Agriculture CS Peter Munya has attributed the reduction to the Covid-19 pandemic which has disrupted the market, foot, and mouth disease being experienced in some counties, and the cold weather season.
According to CS Peter Munya, livestock, fisheries, and cooperatives blamed the shortages of raw milk sold to processors by farmers on a drastic drop in farm production and sale of raw milk in the informal sector.
He spoke at a Nairobi hotel yesterday during a brief on the impact of Covid-19 on the dairy industry in the country.
“We are in distress. If this situation continues, we shall be forced to import milk products which we do not want to” Said CS Munya
Munya called on farmers to intensify the production of milk and ensure that the milk is marked formally to sustain more than 750,000 jobs created by the sector.

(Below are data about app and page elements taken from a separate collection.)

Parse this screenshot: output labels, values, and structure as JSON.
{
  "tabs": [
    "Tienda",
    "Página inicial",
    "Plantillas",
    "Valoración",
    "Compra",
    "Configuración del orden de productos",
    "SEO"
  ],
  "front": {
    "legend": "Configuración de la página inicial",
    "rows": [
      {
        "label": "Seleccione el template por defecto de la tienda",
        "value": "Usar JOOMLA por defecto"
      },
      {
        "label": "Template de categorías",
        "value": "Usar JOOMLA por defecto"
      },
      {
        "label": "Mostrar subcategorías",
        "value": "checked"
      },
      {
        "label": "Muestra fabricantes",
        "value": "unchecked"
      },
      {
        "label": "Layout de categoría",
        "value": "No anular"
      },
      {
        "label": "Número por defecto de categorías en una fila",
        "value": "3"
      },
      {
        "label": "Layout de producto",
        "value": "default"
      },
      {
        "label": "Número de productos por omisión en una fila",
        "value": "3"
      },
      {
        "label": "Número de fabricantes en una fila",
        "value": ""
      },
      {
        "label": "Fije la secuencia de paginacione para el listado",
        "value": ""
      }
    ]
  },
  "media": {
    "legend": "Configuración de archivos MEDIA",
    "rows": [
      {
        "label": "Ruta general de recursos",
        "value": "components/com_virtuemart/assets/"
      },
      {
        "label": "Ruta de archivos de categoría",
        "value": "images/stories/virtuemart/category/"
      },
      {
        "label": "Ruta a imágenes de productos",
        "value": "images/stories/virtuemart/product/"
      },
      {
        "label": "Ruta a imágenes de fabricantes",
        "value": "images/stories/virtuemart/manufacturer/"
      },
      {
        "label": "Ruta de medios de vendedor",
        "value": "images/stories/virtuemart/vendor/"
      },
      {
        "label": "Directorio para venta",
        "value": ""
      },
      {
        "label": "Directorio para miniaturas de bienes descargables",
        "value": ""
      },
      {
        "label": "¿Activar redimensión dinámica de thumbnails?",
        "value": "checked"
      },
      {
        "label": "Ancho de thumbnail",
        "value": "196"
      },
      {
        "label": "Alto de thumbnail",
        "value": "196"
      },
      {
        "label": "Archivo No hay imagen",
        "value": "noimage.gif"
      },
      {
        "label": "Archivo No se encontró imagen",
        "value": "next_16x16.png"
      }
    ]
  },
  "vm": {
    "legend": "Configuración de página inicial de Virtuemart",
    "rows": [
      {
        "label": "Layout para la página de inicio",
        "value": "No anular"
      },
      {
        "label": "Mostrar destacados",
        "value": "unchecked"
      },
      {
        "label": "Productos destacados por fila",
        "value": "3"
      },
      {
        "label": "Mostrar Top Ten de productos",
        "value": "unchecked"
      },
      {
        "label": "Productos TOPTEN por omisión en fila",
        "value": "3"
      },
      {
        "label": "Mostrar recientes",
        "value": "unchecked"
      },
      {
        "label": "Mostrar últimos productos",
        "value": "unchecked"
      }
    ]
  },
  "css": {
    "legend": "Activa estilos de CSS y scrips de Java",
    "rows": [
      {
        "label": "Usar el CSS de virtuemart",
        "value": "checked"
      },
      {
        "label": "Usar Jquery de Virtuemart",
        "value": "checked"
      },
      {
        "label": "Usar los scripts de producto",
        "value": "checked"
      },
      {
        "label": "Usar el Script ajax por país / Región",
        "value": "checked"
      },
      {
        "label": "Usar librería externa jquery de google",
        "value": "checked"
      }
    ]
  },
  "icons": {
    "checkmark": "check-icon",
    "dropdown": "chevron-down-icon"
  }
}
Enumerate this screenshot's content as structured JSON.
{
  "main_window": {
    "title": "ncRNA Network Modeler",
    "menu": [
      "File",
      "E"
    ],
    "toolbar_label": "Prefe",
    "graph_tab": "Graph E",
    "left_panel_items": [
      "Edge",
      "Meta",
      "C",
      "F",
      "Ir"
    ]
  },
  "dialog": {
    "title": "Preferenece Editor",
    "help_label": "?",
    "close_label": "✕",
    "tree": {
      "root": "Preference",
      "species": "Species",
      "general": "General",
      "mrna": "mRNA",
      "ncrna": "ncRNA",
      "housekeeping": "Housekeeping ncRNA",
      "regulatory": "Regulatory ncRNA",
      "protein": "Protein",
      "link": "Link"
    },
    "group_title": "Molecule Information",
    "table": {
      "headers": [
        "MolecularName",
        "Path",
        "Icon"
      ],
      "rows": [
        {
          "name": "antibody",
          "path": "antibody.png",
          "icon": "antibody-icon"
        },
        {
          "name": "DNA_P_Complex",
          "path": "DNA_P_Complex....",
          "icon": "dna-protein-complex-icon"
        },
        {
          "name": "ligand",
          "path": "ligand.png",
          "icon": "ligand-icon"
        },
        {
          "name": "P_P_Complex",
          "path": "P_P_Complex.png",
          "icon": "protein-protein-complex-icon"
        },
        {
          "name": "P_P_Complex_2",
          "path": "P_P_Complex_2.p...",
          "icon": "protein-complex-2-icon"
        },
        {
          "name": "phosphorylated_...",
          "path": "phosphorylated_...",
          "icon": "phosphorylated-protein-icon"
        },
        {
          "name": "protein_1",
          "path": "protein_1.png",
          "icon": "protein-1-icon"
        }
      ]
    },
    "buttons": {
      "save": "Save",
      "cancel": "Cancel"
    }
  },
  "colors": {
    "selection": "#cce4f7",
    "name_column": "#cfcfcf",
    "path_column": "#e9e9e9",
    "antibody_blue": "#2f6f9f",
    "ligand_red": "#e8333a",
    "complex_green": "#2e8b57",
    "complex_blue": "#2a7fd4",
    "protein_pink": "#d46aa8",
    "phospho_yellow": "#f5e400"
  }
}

“The Covid-19 pandemic disrupted the milk market following the closure of schools and hotels hence a laxity from farmers in producing milk,” CS said
CS Munya said the foot and mouth disease is also a contributor to the drop in production. The milk industry is in distress as processers do not have sufficient milk and are not able to satisfy the market.

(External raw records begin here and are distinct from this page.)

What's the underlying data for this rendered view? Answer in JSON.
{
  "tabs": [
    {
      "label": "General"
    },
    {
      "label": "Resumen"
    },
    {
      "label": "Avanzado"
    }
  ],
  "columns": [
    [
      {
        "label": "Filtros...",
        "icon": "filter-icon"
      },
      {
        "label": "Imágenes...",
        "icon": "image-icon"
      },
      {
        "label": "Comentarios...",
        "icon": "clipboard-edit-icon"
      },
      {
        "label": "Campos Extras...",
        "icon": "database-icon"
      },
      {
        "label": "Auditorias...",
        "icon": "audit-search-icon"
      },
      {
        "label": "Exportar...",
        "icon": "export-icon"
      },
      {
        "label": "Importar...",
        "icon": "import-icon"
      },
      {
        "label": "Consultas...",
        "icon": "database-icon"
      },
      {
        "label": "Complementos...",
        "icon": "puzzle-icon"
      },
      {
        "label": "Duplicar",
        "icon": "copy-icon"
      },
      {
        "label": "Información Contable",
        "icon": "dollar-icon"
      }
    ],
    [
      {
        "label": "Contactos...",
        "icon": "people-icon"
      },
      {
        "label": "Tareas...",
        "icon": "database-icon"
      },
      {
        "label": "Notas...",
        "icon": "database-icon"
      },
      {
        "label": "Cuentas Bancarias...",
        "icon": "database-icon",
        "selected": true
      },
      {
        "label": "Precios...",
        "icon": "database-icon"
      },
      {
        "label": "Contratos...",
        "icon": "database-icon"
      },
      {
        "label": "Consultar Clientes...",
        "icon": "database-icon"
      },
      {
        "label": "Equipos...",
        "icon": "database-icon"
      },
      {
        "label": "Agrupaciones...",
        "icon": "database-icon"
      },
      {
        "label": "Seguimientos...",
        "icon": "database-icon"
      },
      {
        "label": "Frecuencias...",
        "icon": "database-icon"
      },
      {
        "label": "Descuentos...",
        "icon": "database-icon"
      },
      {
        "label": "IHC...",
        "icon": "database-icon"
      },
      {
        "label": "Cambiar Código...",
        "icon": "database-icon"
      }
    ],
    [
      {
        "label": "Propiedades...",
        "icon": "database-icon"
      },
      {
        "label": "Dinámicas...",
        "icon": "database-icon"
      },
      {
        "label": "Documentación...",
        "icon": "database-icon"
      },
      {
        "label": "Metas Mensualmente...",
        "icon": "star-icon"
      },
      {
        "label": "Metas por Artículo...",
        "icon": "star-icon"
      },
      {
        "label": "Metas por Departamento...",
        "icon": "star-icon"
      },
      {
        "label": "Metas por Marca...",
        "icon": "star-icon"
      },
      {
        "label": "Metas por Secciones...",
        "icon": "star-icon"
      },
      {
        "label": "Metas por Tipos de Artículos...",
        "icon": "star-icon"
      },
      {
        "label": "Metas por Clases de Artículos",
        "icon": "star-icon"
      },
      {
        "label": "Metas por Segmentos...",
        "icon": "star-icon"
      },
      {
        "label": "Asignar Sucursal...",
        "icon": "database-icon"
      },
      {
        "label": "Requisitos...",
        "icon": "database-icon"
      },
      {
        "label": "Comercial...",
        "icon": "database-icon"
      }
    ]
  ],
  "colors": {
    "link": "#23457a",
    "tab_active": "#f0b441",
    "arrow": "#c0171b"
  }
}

A review by the board showed Kenya faced raw milk oversupply towards the end of last year and early this year which combined with milk imports from East Africa Community halved the price of raw milk paid to farmers
“The national monthly demand for milk stands at 54 million liters hence a deficit of 12 million. Kenya has one of the biggest dairy sectors in Africa producing 5.2 billion liters per annum and consumes everything it produces,” he said.

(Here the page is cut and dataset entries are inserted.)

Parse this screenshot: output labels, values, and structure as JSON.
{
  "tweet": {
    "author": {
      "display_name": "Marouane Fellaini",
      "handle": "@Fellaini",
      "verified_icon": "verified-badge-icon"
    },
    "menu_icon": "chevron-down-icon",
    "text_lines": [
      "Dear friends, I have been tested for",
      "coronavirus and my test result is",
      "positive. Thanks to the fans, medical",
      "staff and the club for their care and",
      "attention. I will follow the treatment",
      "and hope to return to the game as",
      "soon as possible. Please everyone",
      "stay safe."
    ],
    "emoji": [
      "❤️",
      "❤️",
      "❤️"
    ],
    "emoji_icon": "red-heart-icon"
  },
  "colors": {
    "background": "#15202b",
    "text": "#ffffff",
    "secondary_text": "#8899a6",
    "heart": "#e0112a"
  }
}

To meet the deficit, CS Munya has directed new KCC to release 1, 000 metric tons of milk powder, an equivalent of one million liters of milk to processors to convert it into raw milk.
Despite the government imposing a 10 percent on milk imports to protect local farmers and setting a minimum price for raw milk processors to pay farmers, supply has continued to drop.
Currently, dairy milk processors have a stock of milk powder that can only last the country one month.